Mariano Cabrero (La Coruña)
Redacción
lunes, 24 de octubre de 2005, 23:36 h (CET)
La II Guerra Mundial, que comenzó Alemania, nos demostró hasta qué punto el ser humano es capaz de martirizar, degradar, torturar, violar... a los prisioneros de guerra -mujeres y hombres-, como se demostró en los campos de exterminio de judíos por tierras europeas. Y es que el hombre es una fiera contra el hombre, porque los animales matan para alimentarse, pero los seres humanos matamos y torturamos por el mero placer de torturar y matar. Cuerpos desnudos hacinados, disparos indiscriminados, convivencias en las mazmorras con los propios excrementos, cubrimientos de cabezas -¿violaciones?-, son hechos consumados sobre prisioneros de guerra en la cárcel iraquí de Abu Ghraib. Bajo estas condiciones infrahumanas -aplicadas en la base cubana de Guantánamo también-, los prisioneros-sean o no sean terroristas- acabarán sus vidas con sus mentes al borde de la locura. Y es que más allá del dolor existe el miedo, miedo a morir, miedo a perder la cabeza.

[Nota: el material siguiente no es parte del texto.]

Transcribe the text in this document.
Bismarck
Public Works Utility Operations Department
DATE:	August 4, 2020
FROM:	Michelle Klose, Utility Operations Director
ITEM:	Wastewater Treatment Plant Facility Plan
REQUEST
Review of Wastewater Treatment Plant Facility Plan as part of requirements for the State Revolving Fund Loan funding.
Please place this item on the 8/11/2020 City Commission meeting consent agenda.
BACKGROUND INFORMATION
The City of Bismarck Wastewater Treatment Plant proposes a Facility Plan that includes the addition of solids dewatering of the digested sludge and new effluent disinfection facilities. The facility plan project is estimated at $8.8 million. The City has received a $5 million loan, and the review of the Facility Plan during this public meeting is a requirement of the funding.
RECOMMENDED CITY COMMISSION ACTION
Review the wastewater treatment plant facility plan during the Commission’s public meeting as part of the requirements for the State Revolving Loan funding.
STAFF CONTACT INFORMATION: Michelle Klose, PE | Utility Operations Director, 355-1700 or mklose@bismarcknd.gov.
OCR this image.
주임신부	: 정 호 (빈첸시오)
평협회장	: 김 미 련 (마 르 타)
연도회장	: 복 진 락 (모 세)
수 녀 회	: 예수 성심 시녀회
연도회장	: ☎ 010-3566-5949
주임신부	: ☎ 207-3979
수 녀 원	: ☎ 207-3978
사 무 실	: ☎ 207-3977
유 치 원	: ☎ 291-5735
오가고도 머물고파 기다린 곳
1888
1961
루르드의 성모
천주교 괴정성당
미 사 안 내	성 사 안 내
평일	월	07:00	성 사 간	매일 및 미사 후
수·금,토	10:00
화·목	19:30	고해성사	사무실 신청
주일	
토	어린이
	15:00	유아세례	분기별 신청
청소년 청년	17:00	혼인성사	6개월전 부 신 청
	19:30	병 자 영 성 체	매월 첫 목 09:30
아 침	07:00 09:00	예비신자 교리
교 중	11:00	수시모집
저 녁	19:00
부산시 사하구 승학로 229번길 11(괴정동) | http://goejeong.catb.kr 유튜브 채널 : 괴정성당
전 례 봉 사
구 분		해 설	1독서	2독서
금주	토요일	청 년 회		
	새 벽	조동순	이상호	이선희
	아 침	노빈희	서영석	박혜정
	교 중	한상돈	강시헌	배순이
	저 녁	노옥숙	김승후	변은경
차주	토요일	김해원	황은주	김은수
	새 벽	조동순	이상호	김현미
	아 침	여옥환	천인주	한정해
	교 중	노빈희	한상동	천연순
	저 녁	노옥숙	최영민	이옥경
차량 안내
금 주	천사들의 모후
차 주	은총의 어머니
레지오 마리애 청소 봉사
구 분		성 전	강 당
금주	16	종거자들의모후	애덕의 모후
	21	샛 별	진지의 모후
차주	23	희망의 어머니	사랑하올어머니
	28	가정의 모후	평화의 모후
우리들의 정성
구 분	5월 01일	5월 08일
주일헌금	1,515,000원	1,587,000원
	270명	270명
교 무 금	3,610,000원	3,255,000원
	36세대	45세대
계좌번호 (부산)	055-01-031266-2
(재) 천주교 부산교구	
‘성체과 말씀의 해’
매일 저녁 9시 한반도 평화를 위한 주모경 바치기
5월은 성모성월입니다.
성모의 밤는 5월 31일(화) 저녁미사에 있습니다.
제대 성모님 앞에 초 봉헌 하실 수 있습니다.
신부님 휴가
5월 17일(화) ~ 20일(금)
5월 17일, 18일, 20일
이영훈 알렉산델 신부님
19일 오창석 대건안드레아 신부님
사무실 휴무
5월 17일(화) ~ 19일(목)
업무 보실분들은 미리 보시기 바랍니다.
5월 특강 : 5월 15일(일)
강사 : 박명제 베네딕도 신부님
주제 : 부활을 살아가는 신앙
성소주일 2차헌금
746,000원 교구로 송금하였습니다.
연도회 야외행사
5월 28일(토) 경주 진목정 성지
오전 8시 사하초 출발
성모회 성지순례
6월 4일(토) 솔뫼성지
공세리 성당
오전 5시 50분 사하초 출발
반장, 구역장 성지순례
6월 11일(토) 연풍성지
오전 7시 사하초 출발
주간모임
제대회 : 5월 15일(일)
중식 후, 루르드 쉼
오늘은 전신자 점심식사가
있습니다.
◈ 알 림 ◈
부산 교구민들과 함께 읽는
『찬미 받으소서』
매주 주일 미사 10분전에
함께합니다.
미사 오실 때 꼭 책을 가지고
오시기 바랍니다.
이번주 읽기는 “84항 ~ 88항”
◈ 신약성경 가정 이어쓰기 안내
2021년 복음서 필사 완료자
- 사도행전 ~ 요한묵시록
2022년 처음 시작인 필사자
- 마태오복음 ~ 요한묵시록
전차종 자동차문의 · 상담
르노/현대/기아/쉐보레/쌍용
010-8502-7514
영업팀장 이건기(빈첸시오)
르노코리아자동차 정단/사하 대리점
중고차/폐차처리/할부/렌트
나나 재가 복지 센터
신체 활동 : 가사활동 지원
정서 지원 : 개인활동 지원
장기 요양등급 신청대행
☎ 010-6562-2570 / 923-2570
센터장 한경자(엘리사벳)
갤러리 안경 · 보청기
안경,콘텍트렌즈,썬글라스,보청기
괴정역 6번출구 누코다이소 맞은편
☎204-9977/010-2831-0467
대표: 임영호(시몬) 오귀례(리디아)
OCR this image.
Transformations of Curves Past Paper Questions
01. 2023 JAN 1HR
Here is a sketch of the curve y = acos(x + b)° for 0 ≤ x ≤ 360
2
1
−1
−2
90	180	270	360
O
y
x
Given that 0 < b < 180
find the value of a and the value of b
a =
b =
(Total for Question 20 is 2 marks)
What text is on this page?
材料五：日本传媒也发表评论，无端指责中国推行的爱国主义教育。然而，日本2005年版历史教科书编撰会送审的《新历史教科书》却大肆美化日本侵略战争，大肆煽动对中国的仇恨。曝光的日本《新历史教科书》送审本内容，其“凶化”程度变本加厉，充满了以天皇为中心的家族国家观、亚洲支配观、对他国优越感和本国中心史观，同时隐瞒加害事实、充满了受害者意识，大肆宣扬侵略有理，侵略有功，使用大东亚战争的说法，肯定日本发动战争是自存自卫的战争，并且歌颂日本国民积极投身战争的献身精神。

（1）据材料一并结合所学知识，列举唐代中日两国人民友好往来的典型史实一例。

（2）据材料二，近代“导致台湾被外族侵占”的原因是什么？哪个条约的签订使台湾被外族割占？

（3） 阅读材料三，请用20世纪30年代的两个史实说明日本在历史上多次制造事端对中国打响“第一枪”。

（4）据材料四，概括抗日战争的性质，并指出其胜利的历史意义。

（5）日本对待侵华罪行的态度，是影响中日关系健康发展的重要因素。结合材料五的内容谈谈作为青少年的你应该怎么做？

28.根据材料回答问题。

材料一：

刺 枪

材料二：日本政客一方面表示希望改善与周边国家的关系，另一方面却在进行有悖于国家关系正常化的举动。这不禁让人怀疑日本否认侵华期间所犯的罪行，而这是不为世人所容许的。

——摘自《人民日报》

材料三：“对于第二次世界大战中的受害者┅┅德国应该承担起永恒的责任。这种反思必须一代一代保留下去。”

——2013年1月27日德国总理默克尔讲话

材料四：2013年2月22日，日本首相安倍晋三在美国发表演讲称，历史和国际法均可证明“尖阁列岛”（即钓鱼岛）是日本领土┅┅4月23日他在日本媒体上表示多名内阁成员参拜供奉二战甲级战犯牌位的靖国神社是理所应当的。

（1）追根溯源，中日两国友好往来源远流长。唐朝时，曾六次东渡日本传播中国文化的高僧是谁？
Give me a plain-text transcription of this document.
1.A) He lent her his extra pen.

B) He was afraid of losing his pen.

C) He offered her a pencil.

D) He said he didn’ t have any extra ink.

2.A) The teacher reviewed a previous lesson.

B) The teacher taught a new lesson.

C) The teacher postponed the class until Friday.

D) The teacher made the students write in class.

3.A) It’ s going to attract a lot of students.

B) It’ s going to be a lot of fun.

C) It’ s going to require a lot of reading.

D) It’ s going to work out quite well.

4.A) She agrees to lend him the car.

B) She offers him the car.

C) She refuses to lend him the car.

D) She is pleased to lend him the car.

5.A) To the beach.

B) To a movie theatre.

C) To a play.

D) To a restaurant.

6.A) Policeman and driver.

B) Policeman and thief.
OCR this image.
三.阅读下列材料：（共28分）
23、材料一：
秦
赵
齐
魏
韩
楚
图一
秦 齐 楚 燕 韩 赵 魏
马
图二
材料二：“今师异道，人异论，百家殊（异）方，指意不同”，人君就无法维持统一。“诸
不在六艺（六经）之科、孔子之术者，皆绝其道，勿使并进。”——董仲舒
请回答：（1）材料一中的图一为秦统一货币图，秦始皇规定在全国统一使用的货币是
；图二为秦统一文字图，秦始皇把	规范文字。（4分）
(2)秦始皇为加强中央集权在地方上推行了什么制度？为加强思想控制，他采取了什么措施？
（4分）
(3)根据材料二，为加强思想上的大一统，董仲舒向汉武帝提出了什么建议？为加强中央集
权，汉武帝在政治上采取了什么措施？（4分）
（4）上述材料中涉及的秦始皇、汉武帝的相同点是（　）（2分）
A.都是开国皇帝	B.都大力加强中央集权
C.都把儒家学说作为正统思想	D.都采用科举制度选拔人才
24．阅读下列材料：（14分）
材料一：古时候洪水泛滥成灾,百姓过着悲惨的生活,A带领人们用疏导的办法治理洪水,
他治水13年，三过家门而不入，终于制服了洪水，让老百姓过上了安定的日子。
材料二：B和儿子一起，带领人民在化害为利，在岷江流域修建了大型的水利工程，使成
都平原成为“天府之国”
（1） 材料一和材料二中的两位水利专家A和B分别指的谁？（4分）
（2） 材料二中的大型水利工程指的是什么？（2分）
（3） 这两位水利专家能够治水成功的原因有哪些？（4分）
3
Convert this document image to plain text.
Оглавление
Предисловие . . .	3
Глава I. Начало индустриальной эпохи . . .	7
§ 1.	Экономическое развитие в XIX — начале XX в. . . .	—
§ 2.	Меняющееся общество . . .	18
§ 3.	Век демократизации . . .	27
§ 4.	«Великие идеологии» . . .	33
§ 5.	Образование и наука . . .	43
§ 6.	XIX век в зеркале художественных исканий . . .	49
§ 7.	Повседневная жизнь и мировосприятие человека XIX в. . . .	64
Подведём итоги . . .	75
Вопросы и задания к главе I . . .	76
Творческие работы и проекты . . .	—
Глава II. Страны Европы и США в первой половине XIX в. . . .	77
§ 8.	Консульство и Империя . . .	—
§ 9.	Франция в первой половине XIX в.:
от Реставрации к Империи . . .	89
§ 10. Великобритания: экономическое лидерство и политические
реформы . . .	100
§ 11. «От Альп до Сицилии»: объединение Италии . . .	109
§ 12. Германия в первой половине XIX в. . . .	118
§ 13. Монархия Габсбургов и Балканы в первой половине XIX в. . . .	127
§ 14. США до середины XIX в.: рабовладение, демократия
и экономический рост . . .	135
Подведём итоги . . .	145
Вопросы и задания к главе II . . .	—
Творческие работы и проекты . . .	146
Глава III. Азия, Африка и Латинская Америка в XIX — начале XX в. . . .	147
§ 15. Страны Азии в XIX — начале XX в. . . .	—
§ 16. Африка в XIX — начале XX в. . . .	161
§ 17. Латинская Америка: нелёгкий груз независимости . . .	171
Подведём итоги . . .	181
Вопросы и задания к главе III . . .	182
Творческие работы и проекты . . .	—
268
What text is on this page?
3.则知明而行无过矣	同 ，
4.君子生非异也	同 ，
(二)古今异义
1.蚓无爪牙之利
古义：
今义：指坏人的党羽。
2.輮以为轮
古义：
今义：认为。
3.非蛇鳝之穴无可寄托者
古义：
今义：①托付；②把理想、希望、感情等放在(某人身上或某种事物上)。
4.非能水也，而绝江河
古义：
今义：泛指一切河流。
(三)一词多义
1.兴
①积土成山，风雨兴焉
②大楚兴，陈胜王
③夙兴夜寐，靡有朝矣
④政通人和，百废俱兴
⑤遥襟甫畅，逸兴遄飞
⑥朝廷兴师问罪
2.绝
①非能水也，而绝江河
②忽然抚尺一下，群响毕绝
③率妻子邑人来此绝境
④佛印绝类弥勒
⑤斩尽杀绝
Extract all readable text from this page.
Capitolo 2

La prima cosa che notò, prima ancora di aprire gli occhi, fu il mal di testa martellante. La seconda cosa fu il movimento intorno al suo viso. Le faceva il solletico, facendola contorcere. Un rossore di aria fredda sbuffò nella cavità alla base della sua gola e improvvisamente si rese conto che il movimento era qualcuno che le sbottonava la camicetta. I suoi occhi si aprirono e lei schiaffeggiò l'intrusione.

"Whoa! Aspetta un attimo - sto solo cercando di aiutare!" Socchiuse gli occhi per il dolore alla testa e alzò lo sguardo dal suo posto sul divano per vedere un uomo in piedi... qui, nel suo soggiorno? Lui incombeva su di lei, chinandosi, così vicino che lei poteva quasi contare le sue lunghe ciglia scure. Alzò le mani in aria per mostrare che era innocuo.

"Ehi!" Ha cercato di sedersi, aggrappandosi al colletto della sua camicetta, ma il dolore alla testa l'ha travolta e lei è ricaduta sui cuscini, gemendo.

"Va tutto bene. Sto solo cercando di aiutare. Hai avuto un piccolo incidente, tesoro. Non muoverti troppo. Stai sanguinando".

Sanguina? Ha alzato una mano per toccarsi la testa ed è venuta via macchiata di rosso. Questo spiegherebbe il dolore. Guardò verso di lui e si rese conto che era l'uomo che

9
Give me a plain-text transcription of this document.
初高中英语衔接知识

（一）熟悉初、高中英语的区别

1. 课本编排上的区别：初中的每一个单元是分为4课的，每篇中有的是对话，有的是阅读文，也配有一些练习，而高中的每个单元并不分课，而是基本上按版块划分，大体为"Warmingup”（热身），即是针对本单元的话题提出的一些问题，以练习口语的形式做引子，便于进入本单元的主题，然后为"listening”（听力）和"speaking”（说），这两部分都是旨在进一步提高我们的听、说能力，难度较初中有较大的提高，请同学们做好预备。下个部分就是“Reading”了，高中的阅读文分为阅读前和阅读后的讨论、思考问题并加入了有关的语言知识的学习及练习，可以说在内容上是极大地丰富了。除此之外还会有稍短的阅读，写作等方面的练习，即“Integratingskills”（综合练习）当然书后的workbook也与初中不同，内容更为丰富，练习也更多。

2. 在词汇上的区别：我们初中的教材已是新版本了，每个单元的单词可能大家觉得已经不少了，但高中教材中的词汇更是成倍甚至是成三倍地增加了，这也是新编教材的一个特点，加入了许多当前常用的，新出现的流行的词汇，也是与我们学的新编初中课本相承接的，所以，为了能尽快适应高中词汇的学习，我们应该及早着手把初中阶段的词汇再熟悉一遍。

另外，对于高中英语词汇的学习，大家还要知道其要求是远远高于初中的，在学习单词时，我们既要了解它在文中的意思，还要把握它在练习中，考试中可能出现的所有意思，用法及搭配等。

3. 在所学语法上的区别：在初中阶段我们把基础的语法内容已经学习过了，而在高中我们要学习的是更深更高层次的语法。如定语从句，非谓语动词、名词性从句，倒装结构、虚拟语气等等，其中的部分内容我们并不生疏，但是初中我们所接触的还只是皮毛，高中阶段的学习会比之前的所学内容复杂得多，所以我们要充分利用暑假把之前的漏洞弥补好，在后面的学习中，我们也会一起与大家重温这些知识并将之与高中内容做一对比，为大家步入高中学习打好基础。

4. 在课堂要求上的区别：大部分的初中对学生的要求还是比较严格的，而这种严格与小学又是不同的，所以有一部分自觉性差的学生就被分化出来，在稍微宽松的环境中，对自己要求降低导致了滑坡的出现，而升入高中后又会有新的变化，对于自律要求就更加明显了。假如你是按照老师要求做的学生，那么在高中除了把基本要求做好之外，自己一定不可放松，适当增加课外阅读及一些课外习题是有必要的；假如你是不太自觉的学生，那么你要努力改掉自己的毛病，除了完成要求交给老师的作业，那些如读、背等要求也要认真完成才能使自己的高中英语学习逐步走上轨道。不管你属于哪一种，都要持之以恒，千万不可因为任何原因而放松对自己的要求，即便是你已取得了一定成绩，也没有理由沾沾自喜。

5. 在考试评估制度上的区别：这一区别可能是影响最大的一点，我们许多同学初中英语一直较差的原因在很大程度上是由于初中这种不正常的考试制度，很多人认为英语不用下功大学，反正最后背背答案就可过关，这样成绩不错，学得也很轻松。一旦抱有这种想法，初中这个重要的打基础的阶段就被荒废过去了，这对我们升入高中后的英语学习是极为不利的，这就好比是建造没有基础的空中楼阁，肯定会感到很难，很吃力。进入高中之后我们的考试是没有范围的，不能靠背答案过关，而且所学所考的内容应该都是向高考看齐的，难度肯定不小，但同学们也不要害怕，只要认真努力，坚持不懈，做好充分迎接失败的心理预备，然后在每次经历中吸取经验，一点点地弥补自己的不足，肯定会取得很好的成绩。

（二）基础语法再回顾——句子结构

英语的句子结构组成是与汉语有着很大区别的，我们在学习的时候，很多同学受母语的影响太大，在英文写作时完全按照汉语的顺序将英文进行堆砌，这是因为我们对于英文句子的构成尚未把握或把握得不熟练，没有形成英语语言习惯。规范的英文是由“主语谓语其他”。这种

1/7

El presidente George W. Bush se ha enterado por la televisión, pero el Péntagono ha autorizado estas viciadas vejaciones. Desde luego con el beneplácito de la ONU y de la Comunidad Europea, pasandose por los cataplines la Convención de Ginebra. Uno piensa que esto es terrorismo de estado puro y transparente. No me gustan las americanas, nada los americanos y, desde luego, los ingleses -primos hermanos de los americanos- menos aún. Los últimos son fríos, calculadores, belicosos por naturaleza y maravillosos seres para vivir solos dentro de las maravillosas Islas Británicas. La Guerra de Iraq se puede considerar como la del odio-venganza de EEUU por las matanzas de las torres Gemelas de Nueva York en septiembre de 2000.

Actualmente, el belicoso señor Bush sigue en sus trece, y no sabe-por que no quiere-acabar con la guerra de Irak. En esta nación existe mucho petróleo, cantidades inmensas de 'oro negro' ,que se reparten en igualdad de condiciones americanos e ingleses. Los primeros, recogen la cosecha de la capital Bagdad; los segundos, hacen lo propio en la ciudad de Basora. Y esto es historia real y verdadera, a la que nadie pone coto. Triste es que sean los EEUU -primer país productor de armas del mundo-, quien está dirigiendo en estos momentos la política internacional. Si la Comunidad Europea no toma cartas en el asunto, cree uno, sin lugar a dudas, que veremos más sangre inocente -niños y ancianos-, correr como ríos desbordados por el mundo entero.